Antwoord:
Raadpleeg de uitleg
Uitleg:
1e oplossing
We kunnen de Heron-formule gebruiken, waarin staat
Het gebied van een driehoek met zijden a, b, c is gelijk aan
Geen gebruik van de formule om de afstand tussen twee punten te vinden
we kunnen de lengte van de zijden berekenen tussen de drie gegeven punten
laten we zeggen
Daarna vervangen we de formule van Heron.
2e oplossing
We weten dat als
Gebied van de driehoek
Daarom is het gebied van de driehoek waarvan de hoekpunten zijn
Gebied van de driehoek
Antwoord:
Uitleg:
Methode 1: Geometrisch
Methode 2: Formule van reigers
Met behulp van de stelling van Pythagoras kunnen we de lengte van de zijden van berekenen
dan kunnen we Heron's Formula gebruiken voor het gebied van een driehoek gezien de lengtes van zijn zijden.

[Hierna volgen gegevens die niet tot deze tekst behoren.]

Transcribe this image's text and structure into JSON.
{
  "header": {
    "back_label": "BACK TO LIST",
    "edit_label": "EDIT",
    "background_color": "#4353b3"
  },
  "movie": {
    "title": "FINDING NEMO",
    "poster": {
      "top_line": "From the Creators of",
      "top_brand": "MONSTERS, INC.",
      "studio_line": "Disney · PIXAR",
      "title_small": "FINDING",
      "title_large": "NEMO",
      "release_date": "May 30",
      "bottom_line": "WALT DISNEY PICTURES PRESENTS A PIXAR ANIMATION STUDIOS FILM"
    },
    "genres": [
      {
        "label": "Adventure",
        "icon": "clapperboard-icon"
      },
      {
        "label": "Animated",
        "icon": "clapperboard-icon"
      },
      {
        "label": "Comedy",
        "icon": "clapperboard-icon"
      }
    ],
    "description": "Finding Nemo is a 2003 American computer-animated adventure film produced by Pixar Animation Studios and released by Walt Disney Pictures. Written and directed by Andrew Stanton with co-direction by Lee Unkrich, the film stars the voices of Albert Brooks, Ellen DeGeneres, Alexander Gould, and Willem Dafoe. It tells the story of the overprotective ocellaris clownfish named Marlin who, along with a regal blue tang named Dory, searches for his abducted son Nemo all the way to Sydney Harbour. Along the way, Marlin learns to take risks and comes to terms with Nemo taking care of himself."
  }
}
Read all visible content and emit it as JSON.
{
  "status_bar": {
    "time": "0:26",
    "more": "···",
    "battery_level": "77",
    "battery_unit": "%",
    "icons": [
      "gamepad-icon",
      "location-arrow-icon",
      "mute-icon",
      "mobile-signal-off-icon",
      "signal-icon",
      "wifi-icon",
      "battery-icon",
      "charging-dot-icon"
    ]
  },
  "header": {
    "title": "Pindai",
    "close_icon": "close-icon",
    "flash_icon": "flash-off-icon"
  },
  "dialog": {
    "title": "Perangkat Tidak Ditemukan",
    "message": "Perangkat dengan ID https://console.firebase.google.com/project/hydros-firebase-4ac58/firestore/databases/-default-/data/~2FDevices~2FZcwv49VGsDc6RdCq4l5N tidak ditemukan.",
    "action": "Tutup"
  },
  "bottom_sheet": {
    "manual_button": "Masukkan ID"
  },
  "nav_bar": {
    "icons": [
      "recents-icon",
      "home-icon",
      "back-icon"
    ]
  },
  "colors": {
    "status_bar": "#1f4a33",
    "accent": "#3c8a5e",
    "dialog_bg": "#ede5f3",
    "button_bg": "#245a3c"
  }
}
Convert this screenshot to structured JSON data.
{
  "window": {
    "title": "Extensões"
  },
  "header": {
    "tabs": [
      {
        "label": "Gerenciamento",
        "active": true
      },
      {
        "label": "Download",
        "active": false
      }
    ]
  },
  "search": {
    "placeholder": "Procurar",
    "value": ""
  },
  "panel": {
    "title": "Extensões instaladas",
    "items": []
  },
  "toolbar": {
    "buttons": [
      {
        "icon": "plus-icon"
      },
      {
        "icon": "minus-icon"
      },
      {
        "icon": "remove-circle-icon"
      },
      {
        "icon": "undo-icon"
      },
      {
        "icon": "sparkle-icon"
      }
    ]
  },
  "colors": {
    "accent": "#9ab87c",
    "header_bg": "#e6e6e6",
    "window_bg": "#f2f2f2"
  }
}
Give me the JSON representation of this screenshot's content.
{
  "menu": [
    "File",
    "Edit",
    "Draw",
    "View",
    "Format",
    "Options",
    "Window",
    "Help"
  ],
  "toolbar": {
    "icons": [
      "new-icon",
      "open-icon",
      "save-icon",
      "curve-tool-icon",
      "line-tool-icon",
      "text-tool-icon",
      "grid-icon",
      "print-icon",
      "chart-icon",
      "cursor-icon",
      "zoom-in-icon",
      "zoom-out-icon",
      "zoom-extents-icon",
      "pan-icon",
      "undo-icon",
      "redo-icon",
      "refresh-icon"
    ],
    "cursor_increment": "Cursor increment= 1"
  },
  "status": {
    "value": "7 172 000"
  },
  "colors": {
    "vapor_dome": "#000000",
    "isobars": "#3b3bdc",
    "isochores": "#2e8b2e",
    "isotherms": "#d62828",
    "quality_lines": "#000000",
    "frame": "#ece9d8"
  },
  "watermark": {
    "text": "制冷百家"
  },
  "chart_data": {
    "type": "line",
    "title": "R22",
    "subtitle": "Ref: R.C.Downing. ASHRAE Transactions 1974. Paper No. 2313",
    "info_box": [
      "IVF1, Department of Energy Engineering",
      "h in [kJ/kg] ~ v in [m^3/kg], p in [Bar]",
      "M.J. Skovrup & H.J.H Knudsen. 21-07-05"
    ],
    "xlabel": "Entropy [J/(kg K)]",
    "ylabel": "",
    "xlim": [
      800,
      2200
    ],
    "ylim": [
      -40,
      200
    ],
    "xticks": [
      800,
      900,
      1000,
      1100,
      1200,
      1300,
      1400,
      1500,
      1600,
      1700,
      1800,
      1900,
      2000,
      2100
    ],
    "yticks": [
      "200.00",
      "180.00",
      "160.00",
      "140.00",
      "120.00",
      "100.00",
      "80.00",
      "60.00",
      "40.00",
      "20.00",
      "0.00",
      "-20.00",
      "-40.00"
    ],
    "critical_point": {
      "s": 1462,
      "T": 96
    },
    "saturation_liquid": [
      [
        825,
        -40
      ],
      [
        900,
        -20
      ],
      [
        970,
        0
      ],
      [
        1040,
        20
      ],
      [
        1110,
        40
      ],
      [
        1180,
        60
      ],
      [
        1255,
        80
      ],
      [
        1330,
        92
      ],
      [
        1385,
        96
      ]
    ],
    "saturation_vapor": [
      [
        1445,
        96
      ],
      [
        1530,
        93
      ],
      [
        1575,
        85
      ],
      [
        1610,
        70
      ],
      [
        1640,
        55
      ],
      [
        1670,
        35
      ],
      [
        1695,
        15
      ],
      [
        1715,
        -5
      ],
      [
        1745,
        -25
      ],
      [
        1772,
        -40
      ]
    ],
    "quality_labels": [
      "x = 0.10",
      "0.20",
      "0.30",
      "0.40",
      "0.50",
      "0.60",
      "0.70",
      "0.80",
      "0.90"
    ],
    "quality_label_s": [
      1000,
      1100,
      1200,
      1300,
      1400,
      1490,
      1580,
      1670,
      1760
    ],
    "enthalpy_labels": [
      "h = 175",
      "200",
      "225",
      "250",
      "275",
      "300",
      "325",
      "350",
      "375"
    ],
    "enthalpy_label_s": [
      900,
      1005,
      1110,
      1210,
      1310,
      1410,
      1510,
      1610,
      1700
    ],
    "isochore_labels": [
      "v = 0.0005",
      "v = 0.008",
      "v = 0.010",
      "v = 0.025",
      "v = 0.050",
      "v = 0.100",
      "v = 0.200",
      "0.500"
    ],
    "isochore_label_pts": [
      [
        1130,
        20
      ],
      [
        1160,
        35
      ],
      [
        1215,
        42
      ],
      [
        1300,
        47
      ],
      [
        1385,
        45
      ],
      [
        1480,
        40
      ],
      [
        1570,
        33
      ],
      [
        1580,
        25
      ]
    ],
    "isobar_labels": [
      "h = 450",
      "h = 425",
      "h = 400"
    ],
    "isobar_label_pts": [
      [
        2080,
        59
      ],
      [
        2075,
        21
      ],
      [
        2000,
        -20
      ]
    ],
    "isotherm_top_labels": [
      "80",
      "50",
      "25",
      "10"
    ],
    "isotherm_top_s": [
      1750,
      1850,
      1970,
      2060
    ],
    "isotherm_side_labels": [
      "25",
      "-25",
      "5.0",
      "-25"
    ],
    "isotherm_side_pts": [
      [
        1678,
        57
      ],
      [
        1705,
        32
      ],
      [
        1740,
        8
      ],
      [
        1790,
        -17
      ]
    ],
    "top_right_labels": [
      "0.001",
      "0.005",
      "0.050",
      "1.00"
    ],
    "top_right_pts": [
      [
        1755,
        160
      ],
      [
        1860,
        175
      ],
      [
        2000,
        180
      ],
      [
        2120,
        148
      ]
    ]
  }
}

Vanwege het aantal berekeningen (en de noodzaak om vierkantswortels te evalueren), deed ik dit in een spreadsheet:
Wederom (gelukkig) kreeg ik een antwoord van
Teken op een stuk ruitjespapier de volgende punten: A (0, 0), B (5, 0) en C (2, 4). Deze coördinaten zijn de hoekpunten van een driehoek. Met behulp van de middelpuntformule, wat zijn de middelpunten van de kant van de driehoek, segmenten AB, BC en CA?
Kleur (blauw) ((2,5,0), (3,5,2), (1,2) We kunnen alle middenpunten vinden voordat we iets plotten.We hebben kanten: AB, BC, CA De coördinaten van het middelpunt van een lijnsegment wordt gegeven door: ((x_1 + x_2) / 2, (y_1 + y_2) / 2) Voor AB hebben we: ((0 + 5) / 2, (0 + 0) / 2) => (5 /2,0)=>color(blue)((2.5,0) Voor BC hebben we: ((5 + 2) / 2, (0 + 4) / 2) => (7 / 2,2) => kleur (blauw) ((3.5,2) Voor CA hebben we: ((2 + 0) / 2, (4 + 0) / 2) => kleur (blauw) ((1,2) We zetten nu alle punten uit en construeer de driehoek:
Een gelijkbenige driehoek heeft zijden A, B en C waarvan zijden B en C gelijk zijn in lengte. Als kant A van (1, 4) naar (5, 1) gaat en het gebied van de driehoek 15 is, wat zijn de mogelijke coördinaten van de derde hoek van de driehoek?
De twee hoekpunten vormen een basis van lengte 5, dus de hoogte moet 6 zijn om gebied 15 te krijgen. De voet is het middelpunt van de punten en zes eenheden in de richting loodrecht geeft (33/5, 73/10) of (- 3/5, - 23/10). Pro tip: probeer te houden aan de conventie van kleine letters voor driehoekige zijden en hoofdletters voor driehoekige hoekpunten. We krijgen twee punten en een deel van een gelijkbenige driehoek. De twee punten vormen de basis, b = sqrt {(5-1) ^ 2 + (1-4) ^ 2} = 5. De voet F van de hoogte is het middelpunt van de twee punten, F = ((1 + 5) / 2, (4 + 1) / 2) = (3, 5/2) De richtingsvector tussen de punten
Een gelijkbenige driehoek heeft zijden A, B en C waarvan zijden B en C gelijk zijn in lengte. Als kant A van (7, 1) naar (2, 9) gaat en het gebied van de driehoek 32 is, wat zijn de mogelijke coördinaten van de derde hoek van de driehoek?
(1825/178, 765/89) of (-223/178, 125/89) We relabel in standaardnotatie: b = c, A (x, y), B (7,1), C (2,9) . We hebben tekst {area} = 32. De basis van onze gelijkbenige driehoek is BC. We hebben a = | BC | = sqrt {5 ^ 2 + 8 ^ 2} = sqrt {89} Het middelpunt van BC is D = ((7 + 2) / 2, (1 + 9) / 2) = (9/2, 5). De middelloodlijn van BC gaat door D en vertex A. h = AD is een hoogte, die we van het gebied krijgen: 32 = frac 1 2 ah = 1/2 sqrt {89} hh = 64 / sqrt {89} richtingsvector van B naar C is CB = (2-7,9-1) = (- 5,8). De richtingsvector van zijn loodlijnen is P = (8,5), de coördinaten verwisselbaar en er een ontkennen.